The past teaches that it is essential to maintain and support Indigenous management regimes to revitalize language and knowledge systems that organize sustainable practices such as nomadic reindeer herding in Siberia, and to explore best practices of co-management in order to sustain Indigenous ways of life and the biodiversity with which they have long co-existed. Indigenous peoples’ views are now recognized as part of the formal environmental decision-making process. Therefore, it is time to initiate a respectful and all-encompassing dialogue between mainstream societies and Indigenous peoples on how to manage and preserve the Arctic for future generations.

However, the time has also come to recognize that rights to full consultation and the principle of free, prior and informed consent so often invoked as pivotal Indigenous rights actually are meaningless in themselves.
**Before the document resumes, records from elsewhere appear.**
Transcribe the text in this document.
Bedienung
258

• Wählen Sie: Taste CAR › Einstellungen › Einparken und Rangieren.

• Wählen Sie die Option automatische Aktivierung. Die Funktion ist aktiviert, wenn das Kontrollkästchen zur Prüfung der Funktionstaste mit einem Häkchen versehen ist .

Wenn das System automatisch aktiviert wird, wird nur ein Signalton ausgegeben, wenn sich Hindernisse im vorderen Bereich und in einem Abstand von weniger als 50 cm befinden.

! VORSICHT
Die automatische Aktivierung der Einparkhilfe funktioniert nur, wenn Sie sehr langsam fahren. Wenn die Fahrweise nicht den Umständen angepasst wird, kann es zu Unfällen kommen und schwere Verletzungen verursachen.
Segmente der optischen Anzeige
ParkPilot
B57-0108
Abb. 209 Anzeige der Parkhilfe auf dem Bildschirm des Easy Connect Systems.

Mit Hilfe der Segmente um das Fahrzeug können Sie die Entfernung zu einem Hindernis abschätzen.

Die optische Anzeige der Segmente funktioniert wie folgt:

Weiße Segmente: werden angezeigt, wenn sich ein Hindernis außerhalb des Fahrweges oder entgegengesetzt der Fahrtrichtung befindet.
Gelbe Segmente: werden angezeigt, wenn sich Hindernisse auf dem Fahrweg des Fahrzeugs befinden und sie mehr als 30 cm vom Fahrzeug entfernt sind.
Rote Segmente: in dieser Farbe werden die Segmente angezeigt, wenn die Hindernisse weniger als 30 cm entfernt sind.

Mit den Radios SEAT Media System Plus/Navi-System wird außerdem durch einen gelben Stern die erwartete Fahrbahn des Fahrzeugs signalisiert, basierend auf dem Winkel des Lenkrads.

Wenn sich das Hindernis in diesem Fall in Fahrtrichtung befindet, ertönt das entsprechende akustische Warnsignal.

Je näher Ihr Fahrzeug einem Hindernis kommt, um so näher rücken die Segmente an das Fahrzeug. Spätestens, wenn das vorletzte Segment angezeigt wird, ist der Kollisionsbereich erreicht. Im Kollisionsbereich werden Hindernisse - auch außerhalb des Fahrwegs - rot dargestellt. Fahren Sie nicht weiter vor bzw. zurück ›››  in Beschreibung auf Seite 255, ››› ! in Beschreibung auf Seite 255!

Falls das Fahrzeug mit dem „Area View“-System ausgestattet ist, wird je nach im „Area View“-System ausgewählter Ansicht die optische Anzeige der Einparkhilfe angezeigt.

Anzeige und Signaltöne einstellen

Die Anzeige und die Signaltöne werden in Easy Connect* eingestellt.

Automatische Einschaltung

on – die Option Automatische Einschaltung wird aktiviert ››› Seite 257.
The right to consultation and the consent principle make sense only as related to fundamental human rights of Indige nous peoples: the right to self-determination, to culture, to property and to use of land and waters, to name a few. Although not directly a part of this assessment, the question of these fundamental rights still needs to be addressed in order to determine the role of Indigenous peoples with regards to the future of Arctic biodiversity.

The Arctic Biodiversity Assessment is an important step in the right direction. Now, humankind needs to continue towards regional and local implementation of the messages contained in this report to make sure we act together, with due diligence, for the good of the Arctic today and tomorrow.